One more point about apparmor confinement for snap-update-ns. Given that a layout may desire to put almost arbitrary bind mount or tmpfs in any non-blacklisted directory I think it is unrealistic to extend the apparmor profile of snap-confine to be this liberal (it would be too powerful IMO). As such I think we could split this so that snap-confine would essentially have a fixed set of operations and would then call into snap-update-ns, with a profile transition and a fixed, dedicated profile for that specific snap. Such profile would be generated by snapd and would contain the super-set of “do” and “undo” operations for all the entries in the mount profile.

Having said that I worry that we may need to go to the opposite extreme and unconfine snap-confine given the apparmor mount namespace transition bug we encountered at the sprint. I will report that bug today, along with a branch that reproduces it, but earlier discussions with jj indicate that it is an unfixed, known issue that may take some time to address (at least one upstream kernel release cycle).

1 Like

@zyga-snapd, thanks for explaining this, it is a lot clearer now. I like the idea of the per-snap snap-update-ns profile for snaps that opt into the layout feature.

As for overlayfs, as it happens I reviewed the status of apparmor with overlayfs recently (prompted by the greengrass-support work) and while encouraged it works as well as it does with Ubuntu 4.4, 4.10 and the upcoming 4.11 kernels, there are a lot of bugs that affect mediation. Of course, even if mediation worked perfectly, overlayfs doesn’t exist in all deployed kernels (like you said). I also didn’t look at SELinux support with overlayfs, which could impact decisions since I know confinement on SELinux systems is a future goal.

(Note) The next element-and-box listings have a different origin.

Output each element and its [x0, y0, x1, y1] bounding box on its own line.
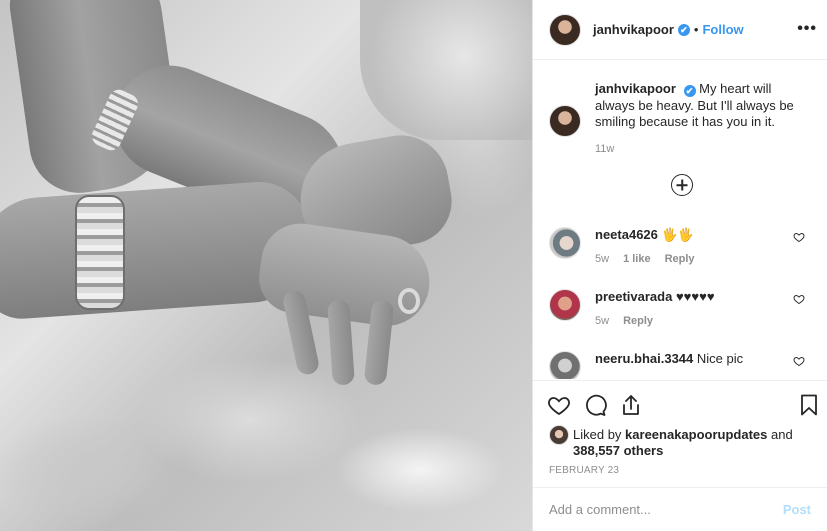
comment-icon[interactable] [583, 393, 607, 417]
post-photo[interactable] [0, 0, 533, 531]
comment-input[interactable] [549, 502, 783, 517]
comment-item: neeta4626 🖐🖐 5w 1 like Reply [549, 227, 819, 282]
follow-button[interactable]: Follow [702, 22, 743, 37]
comment-item: preetivarada ♥♥♥♥♥ 5w Reply [549, 289, 819, 344]
comment-age[interactable]: 5w [595, 253, 609, 265]
comment-line: preetivarada ♥♥♥♥♥ [595, 289, 715, 305]
comment-item: neeru.bhai.3344 Nice pic [549, 351, 819, 379]
comment-username[interactable]: neeta4626 [595, 227, 658, 242]
likes-and: and [771, 427, 793, 442]
comment-avatar[interactable] [549, 289, 581, 321]
load-more-comments-icon[interactable] [671, 174, 693, 196]
comments-list[interactable]: janhvikapoor ✔ My heart will always be h… [533, 61, 827, 379]
photo-fabric [360, 0, 533, 140]
post-date[interactable]: FEBRUARY 23 [549, 465, 619, 476]
caption-avatar[interactable] [549, 105, 581, 137]
likes-prefix: Liked by [573, 427, 622, 442]
header-separator: • [693, 22, 699, 37]
add-comment-bar: Post [533, 487, 827, 531]
post-header: janhvikapoor ✔ • Follow ••• [533, 0, 827, 60]
liker-avatar[interactable] [549, 425, 569, 445]
photo-bangle [75, 195, 125, 310]
share-icon[interactable] [619, 393, 643, 417]
comment-like-icon[interactable] [793, 293, 805, 305]
comment-age[interactable]: 5w [595, 315, 609, 327]
comment-likes[interactable]: 1 like [623, 253, 651, 265]
post-actions: Liked by kareenakapoorupdates and 388,55… [533, 380, 827, 490]
verified-badge-icon: ✔ [677, 23, 690, 36]
likes-text: Liked by kareenakapoorupdates and 388,55… [573, 427, 813, 459]
post-side-panel: janhvikapoor ✔ • Follow ••• janhvikapoor… [533, 0, 827, 531]
comment-text: 🖐🖐 [661, 227, 694, 242]
comment-text: Nice pic [696, 351, 744, 366]
caption-verified-badge-icon: ✔ [683, 85, 696, 97]
comment-like-icon[interactable] [793, 355, 805, 367]
photo-ring [398, 288, 420, 314]
author-avatar[interactable] [549, 13, 581, 46]
comment-line: neeru.bhai.3344 Nice pic [595, 351, 743, 367]
likes-others[interactable]: 388,557 others [573, 443, 663, 458]
caption-text: janhvikapoor ✔ My heart will always be h… [595, 81, 811, 131]
bookmark-icon[interactable] [797, 393, 821, 417]
comment-like-icon[interactable] [793, 231, 805, 243]
heart-icon[interactable] [547, 393, 571, 417]
comment-avatar[interactable] [549, 227, 581, 259]
caption-age[interactable]: 11w [595, 143, 614, 155]
comment-meta: 5w 1 like Reply [595, 253, 695, 265]
comment-username[interactable]: preetivarada [595, 289, 672, 304]
caption-username[interactable]: janhvikapoor [595, 81, 676, 96]
more-options-icon[interactable]: ••• [797, 20, 817, 38]
comment-username[interactable]: neeru.bhai.3344 [595, 351, 693, 366]
comment-text: ♥♥♥♥♥ [675, 289, 715, 304]
comment-avatar[interactable] [549, 351, 581, 379]
comment-meta: 5w Reply [595, 315, 653, 327]
reply-button[interactable]: Reply [665, 253, 695, 265]
liker-username[interactable]: kareenakapoorupdates [625, 427, 767, 442]
author-username[interactable]: janhvikapoor [593, 22, 674, 37]
comment-line: neeta4626 🖐🖐 [595, 227, 694, 243]
reply-button[interactable]: Reply [623, 315, 653, 327]
post-comment-button[interactable]: Post [783, 502, 811, 517]
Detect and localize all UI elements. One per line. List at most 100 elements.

It seems clear that this feature is going to be a lot of work to ensure we have a secure implementation.

@zyga-snapd Isn’t this what you’re already working on for getting layouts in place?

Yes, this is exactly done so that layouts can be implemented by extending snap-update-ns without further complicating snap-confine.

So this has landed now! (woot).

I will be iterating on restoring the code that I lost last Thursday evening that builds upon this to create mount directories, respecting permissions and ownership specified by the mount profiles.